Frank Huband The Business of Engineering

A common thread runs through our feature stories this month, as each highlights a different aspect of the relationship between universities and business. In "The New Boomtowns," our cover story, Warren Cohen discusses the broader impact of academic contributions to society. Traditional views by local politicians hold that the value of universities in a community are primarily the employment of locals in administrative and support positions and the purchases by students and faculty members at local stores. But for many communities and regions the impact is far more beneficial. The story highlights several regions that have been dramatically enhanced by the presence of universities with strong technology programs. Of course we still do not know what it takes to germinate an environment that leads to the sort of regional successes discussed. Obviously, having technologically strong universities is not the only factor. But just as obviously, a region's chances of developing a blossoming high-tech climate is greatly enhanced by the presence of such institutions.

Sometimes, the presence of one extraordinary person is enough to stimulate business by transforming academic knowledge into economic value. "Collaborating with the Enemy" is the story of a Scottish engineering professor who, with an entrepreneurial partner, used his technical expertise to develop an innovative commercial vehicle tracking system.
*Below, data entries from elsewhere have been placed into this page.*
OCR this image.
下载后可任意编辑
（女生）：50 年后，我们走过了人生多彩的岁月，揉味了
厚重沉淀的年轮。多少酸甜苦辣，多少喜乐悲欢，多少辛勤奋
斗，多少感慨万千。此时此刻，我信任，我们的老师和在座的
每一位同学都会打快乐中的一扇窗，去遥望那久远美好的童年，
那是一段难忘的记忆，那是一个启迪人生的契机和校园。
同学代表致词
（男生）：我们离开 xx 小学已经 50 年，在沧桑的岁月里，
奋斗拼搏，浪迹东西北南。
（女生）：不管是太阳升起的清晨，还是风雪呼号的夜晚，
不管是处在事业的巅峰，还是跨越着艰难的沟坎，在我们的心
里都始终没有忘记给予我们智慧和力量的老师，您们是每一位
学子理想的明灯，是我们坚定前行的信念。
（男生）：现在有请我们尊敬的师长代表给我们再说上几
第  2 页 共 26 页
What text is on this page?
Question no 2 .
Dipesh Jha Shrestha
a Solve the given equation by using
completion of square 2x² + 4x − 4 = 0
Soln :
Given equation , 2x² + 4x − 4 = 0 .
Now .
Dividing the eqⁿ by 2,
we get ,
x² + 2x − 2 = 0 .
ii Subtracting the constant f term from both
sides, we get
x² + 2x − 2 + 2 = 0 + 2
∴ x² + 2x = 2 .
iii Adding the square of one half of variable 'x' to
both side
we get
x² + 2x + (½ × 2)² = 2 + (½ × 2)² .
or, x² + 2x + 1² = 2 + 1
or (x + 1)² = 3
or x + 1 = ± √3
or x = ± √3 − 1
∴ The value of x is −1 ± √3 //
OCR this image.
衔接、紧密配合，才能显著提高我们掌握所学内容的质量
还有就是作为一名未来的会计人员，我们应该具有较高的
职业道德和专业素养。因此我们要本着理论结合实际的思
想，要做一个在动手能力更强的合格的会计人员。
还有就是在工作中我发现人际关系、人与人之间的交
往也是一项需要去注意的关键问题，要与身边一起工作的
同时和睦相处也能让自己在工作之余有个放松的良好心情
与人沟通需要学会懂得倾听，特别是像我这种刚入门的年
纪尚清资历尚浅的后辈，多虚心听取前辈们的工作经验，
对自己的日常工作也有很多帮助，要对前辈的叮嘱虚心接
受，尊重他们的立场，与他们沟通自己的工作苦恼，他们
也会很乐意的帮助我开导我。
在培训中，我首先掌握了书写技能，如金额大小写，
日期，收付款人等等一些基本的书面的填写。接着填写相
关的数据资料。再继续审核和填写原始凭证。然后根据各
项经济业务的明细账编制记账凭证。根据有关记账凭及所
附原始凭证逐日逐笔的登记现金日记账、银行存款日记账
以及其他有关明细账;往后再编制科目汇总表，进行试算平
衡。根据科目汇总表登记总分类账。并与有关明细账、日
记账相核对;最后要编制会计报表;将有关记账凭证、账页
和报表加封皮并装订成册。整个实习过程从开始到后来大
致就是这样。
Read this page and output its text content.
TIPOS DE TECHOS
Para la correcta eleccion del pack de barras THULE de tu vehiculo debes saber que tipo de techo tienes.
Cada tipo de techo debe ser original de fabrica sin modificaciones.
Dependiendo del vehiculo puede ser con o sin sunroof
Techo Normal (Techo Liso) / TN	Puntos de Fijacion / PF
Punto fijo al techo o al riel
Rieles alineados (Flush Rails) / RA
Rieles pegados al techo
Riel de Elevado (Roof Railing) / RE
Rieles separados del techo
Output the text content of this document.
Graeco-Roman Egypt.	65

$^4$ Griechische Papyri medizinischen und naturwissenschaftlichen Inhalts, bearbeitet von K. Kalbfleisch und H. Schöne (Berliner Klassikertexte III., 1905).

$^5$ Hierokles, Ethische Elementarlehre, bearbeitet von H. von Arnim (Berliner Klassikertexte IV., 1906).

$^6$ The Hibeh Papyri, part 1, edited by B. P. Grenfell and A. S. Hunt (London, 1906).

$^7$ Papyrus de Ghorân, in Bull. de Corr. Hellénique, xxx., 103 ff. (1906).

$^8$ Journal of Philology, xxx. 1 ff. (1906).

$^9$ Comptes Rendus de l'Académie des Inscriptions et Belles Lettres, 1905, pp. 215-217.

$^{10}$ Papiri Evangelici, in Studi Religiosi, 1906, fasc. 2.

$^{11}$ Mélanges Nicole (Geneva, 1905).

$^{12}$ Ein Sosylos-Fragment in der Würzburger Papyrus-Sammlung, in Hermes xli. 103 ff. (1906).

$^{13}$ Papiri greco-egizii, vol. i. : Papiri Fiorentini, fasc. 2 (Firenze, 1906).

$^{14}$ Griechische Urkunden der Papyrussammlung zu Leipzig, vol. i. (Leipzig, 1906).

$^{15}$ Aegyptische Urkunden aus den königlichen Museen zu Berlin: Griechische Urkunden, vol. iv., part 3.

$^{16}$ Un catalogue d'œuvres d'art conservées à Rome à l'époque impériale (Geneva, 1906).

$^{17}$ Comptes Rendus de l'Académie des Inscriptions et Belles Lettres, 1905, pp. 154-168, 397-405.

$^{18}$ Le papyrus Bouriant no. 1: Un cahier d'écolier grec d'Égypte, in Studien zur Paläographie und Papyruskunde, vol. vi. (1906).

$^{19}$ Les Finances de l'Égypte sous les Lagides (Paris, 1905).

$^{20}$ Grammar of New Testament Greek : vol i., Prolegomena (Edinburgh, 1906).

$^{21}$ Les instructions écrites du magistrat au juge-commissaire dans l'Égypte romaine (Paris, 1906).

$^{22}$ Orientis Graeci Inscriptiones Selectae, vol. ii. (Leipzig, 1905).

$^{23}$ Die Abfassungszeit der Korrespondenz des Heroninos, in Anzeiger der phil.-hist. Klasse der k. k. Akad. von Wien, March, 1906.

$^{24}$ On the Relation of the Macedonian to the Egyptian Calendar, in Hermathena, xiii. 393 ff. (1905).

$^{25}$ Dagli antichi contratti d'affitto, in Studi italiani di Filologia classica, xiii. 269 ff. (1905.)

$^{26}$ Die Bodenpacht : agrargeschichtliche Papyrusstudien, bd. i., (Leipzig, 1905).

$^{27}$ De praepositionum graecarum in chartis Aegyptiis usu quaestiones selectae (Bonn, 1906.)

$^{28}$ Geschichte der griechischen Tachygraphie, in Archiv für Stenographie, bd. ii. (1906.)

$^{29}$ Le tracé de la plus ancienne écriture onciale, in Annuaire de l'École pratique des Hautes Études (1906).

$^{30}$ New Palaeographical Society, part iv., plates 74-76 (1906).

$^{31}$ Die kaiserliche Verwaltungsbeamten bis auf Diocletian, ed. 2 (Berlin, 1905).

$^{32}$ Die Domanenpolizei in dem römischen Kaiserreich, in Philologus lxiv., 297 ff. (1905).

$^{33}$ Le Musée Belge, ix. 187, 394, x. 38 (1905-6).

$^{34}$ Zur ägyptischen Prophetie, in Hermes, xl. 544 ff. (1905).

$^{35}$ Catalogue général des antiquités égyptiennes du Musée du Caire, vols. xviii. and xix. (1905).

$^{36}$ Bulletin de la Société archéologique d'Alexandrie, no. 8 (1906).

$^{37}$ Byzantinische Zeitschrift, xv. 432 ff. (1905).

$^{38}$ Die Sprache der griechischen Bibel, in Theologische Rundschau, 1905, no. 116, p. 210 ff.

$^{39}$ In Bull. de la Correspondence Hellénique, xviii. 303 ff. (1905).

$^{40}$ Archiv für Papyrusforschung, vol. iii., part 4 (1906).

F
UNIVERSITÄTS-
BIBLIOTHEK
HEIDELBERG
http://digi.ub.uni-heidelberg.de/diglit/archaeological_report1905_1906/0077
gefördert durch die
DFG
Technology in this new century will have a revolutionary impact on human health and longevity. It will also continue having a tremendous economic impact. In "21st Century Gold Rush," Joannie Fischer writes about the history and prospects of the ongoing mapping and analysis of human DNA—and its potential for making billions of dollars for savvy investors. It is too soon to predict what the long-term financial and social impacts will be, as DNA analysis is still in its infancy. But in a generation or two, historians will no doubt assess the impact of this work as of equal or greater than that of the information technology revolution of the last generation. And there is no doubt that engineering faculty members will play a substantial role in developing the tools and other technologies that will be needed.

I hope that our stories—this month and always—benefit the engineering education community by generating thought about how the changing external environment in our society might change the goals we have as educators in the preparation of our students. I would be most interested to hear your views on this.